In her ruling Tuesday, Judge Amy Hanley also raised implicit questions about the District Attorney’s Office’s ability to have qualified attorneys at the ready for contingencies that arise in court schedules.

Part of Deputy District Attorney Joshua Seiden’s reason for seeking the continuance was that his having to represent the state at Shannon’s trial would mean that his co-counsel in a different rape case — the case of George Burgess, whose trial started May 28 — would have to work solo for a day or two in that case, which he said was not feasible due to the “division of labor” the two had worked out.

Seiden’s co-counsel in that other case, as both defense attorney Thomas Bath and Hanley pointed out, is the district attorney of Douglas County: Suzanne Valdez.

“Seems like the district attorney could handle four witnesses, and that would make Mr. Seiden available Monday,” Bath told Hanley, as he opposed the motion to continue the trial even by two days. In the event of the continuance being denied, Seiden — Valdez’s right-hand man — had asked to start on Wednesday instead of Monday, believing he’d be done in the Burgess trial by then.

Bath, however, pointed to several instances where the state had assured the defense that it would be ready to go to trial on Monday, and he noted that some witnesses, including the defendant, were coming from out of state.

Hanley ultimately agreed that because the Burgess case has two prosecutors — and “one of them is the district attorney,” who will have ample time to prepare to go solo in the Burgess case — that the state had not shown good cause for delay and that the state was expected to appear Monday for jury selection in the Shannon case.

Seiden tried to take issue with Hanley, asking her if it was going to be the norm going forward that cases would be assigned to different judges when such scheduling conflicts arose. Hanley told Seiden she was not going to address that issue, but Seiden persisted, bringing up the issue two more times, and even turning to Chief Judge James McCabria, who was sitting in the gallery as a spectator, to address the issue. McCabria, who was not the presiding judge, remained silent, presumably in deference to his colleague on the bench.

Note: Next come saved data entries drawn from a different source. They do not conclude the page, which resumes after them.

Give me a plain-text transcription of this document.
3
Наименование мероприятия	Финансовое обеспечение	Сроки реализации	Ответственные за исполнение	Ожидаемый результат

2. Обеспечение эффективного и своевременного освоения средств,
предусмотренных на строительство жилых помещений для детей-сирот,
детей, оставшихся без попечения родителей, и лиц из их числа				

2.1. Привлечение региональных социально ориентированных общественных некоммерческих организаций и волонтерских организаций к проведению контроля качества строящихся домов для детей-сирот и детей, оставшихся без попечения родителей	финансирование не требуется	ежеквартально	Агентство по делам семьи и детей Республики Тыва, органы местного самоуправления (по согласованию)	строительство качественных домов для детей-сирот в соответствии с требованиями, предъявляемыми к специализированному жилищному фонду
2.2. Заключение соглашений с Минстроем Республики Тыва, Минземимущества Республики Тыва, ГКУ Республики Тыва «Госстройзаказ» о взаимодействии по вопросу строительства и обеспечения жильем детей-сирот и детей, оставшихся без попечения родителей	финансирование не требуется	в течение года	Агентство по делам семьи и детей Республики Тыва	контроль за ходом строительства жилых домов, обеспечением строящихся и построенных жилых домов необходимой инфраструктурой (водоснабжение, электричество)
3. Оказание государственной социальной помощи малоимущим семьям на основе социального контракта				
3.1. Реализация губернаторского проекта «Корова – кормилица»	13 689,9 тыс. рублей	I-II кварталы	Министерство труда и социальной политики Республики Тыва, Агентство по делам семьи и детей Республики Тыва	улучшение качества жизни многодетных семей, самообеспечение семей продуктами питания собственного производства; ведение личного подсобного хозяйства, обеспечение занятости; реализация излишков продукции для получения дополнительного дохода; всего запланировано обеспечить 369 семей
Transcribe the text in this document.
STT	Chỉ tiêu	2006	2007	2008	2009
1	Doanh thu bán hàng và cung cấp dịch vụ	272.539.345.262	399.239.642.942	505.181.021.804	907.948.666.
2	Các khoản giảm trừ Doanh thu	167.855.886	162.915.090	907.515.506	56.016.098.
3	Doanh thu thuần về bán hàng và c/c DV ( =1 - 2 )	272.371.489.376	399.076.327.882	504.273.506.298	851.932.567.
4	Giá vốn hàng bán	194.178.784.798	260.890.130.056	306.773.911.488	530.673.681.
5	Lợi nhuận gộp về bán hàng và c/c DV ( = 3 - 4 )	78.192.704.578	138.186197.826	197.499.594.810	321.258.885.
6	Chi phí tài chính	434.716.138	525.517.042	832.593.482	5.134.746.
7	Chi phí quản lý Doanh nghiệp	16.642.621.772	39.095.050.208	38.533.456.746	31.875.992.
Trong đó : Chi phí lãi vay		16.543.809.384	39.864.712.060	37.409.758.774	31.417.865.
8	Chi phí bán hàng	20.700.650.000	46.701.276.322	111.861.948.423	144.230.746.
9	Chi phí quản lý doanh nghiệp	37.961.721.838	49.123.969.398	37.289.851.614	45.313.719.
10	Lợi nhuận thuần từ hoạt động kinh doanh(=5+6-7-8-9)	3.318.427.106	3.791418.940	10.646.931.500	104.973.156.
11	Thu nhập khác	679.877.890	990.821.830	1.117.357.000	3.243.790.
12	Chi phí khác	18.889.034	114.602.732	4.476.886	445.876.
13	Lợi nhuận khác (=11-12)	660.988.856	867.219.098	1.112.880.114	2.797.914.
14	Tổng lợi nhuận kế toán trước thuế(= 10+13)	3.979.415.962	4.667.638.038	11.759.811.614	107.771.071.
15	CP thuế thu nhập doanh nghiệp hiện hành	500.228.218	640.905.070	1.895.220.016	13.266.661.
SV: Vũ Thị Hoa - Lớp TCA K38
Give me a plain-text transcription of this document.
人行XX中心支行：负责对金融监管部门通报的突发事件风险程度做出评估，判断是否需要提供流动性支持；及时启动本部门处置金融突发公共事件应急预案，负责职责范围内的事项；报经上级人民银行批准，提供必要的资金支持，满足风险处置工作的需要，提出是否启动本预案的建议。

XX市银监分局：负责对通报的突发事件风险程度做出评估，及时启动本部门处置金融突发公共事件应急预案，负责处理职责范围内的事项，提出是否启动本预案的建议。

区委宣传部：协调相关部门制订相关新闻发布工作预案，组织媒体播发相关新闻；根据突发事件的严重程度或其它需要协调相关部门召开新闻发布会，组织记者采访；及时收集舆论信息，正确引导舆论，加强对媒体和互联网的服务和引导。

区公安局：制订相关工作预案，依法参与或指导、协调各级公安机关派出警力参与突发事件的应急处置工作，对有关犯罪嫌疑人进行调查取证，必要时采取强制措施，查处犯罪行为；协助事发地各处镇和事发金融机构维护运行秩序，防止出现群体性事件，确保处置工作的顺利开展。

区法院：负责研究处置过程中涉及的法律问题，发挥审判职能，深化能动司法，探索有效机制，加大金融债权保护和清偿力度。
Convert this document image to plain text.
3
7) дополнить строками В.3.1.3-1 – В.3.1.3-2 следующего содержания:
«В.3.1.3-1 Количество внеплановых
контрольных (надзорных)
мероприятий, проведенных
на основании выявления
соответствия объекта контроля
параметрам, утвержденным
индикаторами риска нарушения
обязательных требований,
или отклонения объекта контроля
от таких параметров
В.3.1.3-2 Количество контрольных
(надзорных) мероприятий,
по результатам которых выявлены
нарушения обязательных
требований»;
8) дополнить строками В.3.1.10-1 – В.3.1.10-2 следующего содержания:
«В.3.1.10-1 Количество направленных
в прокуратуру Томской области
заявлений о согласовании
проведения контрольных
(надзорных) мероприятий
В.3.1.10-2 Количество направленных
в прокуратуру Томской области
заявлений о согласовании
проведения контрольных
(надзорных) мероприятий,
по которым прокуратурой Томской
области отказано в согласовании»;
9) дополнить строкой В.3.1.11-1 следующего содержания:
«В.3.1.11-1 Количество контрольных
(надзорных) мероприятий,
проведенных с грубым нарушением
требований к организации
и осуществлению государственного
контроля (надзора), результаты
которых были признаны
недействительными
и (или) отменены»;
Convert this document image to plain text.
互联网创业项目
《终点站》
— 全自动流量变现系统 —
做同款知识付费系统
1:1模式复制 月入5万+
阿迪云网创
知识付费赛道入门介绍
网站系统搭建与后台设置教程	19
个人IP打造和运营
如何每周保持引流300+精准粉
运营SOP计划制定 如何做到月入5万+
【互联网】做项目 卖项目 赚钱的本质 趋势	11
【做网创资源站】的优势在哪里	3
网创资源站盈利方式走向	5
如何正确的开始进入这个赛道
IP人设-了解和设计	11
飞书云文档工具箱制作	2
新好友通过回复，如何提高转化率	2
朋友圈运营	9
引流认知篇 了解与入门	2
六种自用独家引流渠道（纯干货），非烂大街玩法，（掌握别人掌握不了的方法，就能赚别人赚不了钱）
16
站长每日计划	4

Hanley told Seiden a total of three times that she was not going to address the matter, prompting Seiden, after Hanley had adjourned the hearing, to approach McCabria in the gallery and ask him if they could discuss it. A clearly upset Seiden told McCabria he’d “shoot” an email to him, then exited the courtroom.

The scheduling conflict arose because both the Burgess case, involving allegations of child rape, and the Shannon case, involving allegations that the then-basketball player sexually assaulted a woman at a Lawrence bar, were both assigned to Judge Sally Pokorny. The Burgess trial, which began last week, was supposed to be concluded well before the Shannon trial got underway, but because Burgess became ill on Monday, the remainder of his trial, likely just a day or two, was pushed out a week, to the same day that Shannon’s trial was scheduled to start.

The Shannon case was then reassigned, earlier Tuesday, to Hanley’s courtroom.

Chief Assistant District Attorney Jennifer Tatum originally represented the state in the Shannon case, but Tatum, an experienced prosecutor, resigned in March, just days after Valdez’s office lost a high-profile murder case in which a jury acquitted a teen of murdering a 14-year-old Black boy. A month later, another one of the DA’s office’s murder cases ended in an acquittal: the case of a transient man who had been accused of killing another man last summer in downtown Lawrence.

As the Journal-World has reported, the Burgess trial is now in flux because of issues related to the sickness delay, including the continued availability of some jurors in the case.